Il caffè espresso è sempre più deca, 8 italiani su 10 lo scelgono – Business
– L’82% degli italiani dichiara di alternare il tradizionale espresso con il caffè decaffeinato almeno una volta al giorno. Un trend che si inserisce all’interno del boom fatto registrare, a livello globale, dal mercato del caffè decaffeinato che, secondo il report Global Growth Insights, nel 2025 è stato valutato quasi 2,7 miliari di dollari e sfiorerà i 3 miliardi di dollari di valore nel corso del 2026 (+11%). Il tasso di crescita annuo composto tra il 2025 e il 2030, secondo Mordor Intelligence, è previsto intorno al 6,6%.
E’ quanto riporta l’indagine Swoa (Social web opinion analysis) condotta da Nescafé Dolce Gusto su un campione di 1.200 utenti web tra i 20 e i 50 anni.
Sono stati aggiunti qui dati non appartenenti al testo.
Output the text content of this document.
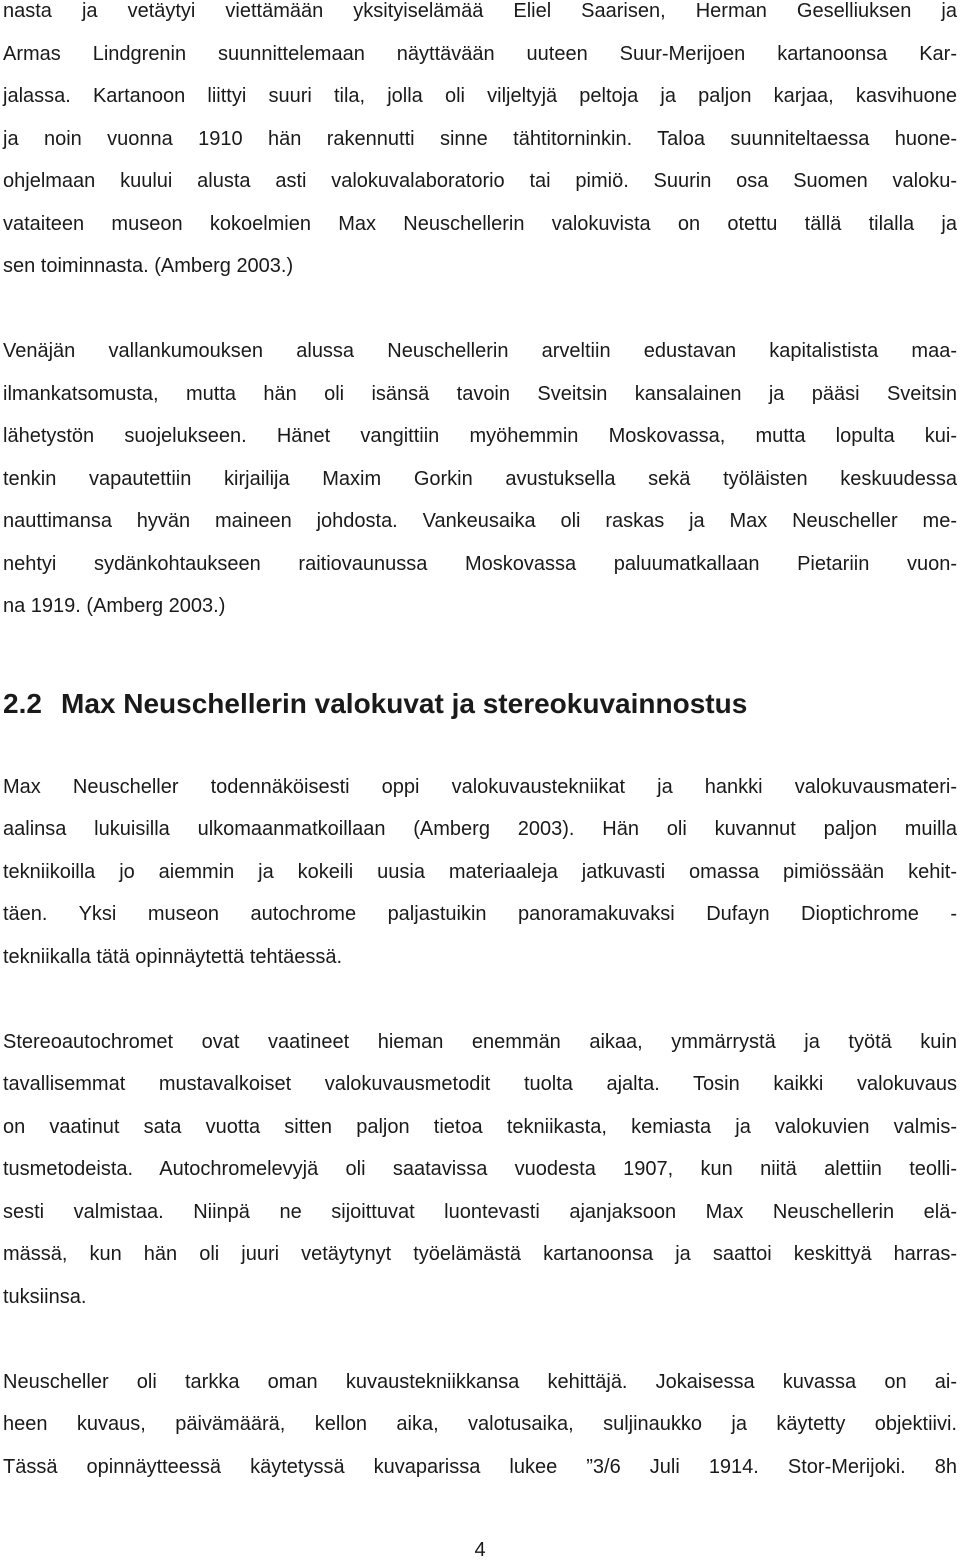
nasta ja vetäytyi viettämään yksityiselämää Eliel Saarisen, Herman Geselliuksen ja
Armas Lindgrenin suunnittelemaan näyttävään uuteen Suur-Merijoen kartanoonsa Kar-
jalassa. Kartanoon liittyi suuri tila, jolla oli viljeltyjä peltoja ja paljon karjaa, kasvihuone
ja noin vuonna 1910 hän rakennutti sinne tähtitorninkin. Taloa suunniteltaessa huone-
ohjelmaan kuului alusta asti valokuvalaboratorio tai pimiö. Suurin osa Suomen valoku-
vataiteen museon kokoelmien Max Neuschellerin valokuvista on otettu tällä tilalla ja
sen toiminnasta. (Amberg 2003.)
Venäjän vallankumouksen alussa Neuschellerin arveltiin edustavan kapitalistista maa-
ilmankatsomusta, mutta hän oli isänsä tavoin Sveitsin kansalainen ja pääsi Sveitsin
lähetystön suojelukseen. Hänet vangittiin myöhemmin Moskovassa, mutta lopulta kui-
tenkin vapautettiin kirjailija Maxim Gorkin avustuksella sekä työläisten keskuudessa
nauttimansa hyvän maineen johdosta. Vankeusaika oli raskas ja Max Neuscheller me-
nehtyi sydänkohtaukseen raitiovaunussa Moskovassa paluumatkallaan Pietariin vuon-
na 1919. (Amberg 2003.)
2.2 Max Neuschellerin valokuvat ja stereokuvainnostus
Max Neuscheller todennäköisesti oppi valokuvaustekniikat ja hankki valokuvausmateri-
aalinsa lukuisilla ulkomaanmatkoillaan (Amberg 2003). Hän oli kuvannut paljon muilla
tekniikoilla jo aiemmin ja kokeili uusia materiaaleja jatkuvasti omassa pimiössään kehit-
täen. Yksi museon autochrome paljastuikin panoramakuvaksi Dufayn Dioptichrome -
tekniikalla tätä opinnäytettä tehtäessä.
Stereoautochromet ovat vaatineet hieman enemmän aikaa, ymmärrystä ja työtä kuin
tavallisemmat mustavalkoiset valokuvausmetodit tuolta ajalta. Tosin kaikki valokuvaus
on vaatinut sata vuotta sitten paljon tietoa tekniikasta, kemiasta ja valokuvien valmis-
tusmetodeista. Autochromelevyjä oli saatavissa vuodesta 1907, kun niitä alettiin teolli-
sesti valmistaa. Niinpä ne sijoittuvat luontevasti ajanjaksoon Max Neuschellerin elä-
mässä, kun hän oli juuri vetäytynyt työelämästä kartanoonsa ja saattoi keskittyä harras-
tuksiinsa.
Neuscheller oli tarkka oman kuvaustekniikkansa kehittäjä. Jokaisessa kuvassa on ai-
heen kuvaus, päivämäärä, kellon aika, valotusaika, suljinaukko ja käytetty objektiivi.
Tässä opinnäytteessä käytetyssä kuvaparissa lukee ”3/6 Juli 1914. Stor-Merijoki. 8h
4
Lo studio, che registra una crescita di attenzione verso un consumo più consapevole della caffeina, segnala che se in passato il caffè era associato soprattutto a un consumo concentrato esclusivamente al mattino (14%), oggi quasi un italiano su due (49%) afferma di gestirlo in modo più articolato, alternando diverse tipologie di caffè in base al momento della giornata. In particolare per il 73% il decaffeinato rappresenta una scelta coerente con il proprio stile di vita, mentre il 59% lo considera un’opzione moderna e intelligente, mentre il 44% lo definisce un caffè “completo” a cui non manca nulla rispetto all’originale in termini di gusto e soddisfazione.
Alla base dell’ evoluzione – spiegano gli analisti – c’è una crescente attenzione verso uno stile di consumo più consapevole: per il 60% degli italiani, le abitudini quotidiane e l’organizzazione della propria routine influenzano in modo significativo le scelte legate al caffè. Tra le motivazioni dichiarate emergono il desiderio di una routine serale più regolare (56%) e la ricerca di momenti di pausa più distesi nel corso della giornata (48%). E’ registrato infine che il decaffeinato viene scelto soprattutto la sera e nel dopo cena (48%), vissuto come un rito pre-sonno, e nel pomeriggio (42%), durante le pause di lavoro, per concedersi un momento di decompressione. Anche il dopo pranzo si conferma un momento chiave, con oltre un italiano su tre (35%) che sceglie il decaffeinato a fine pasto.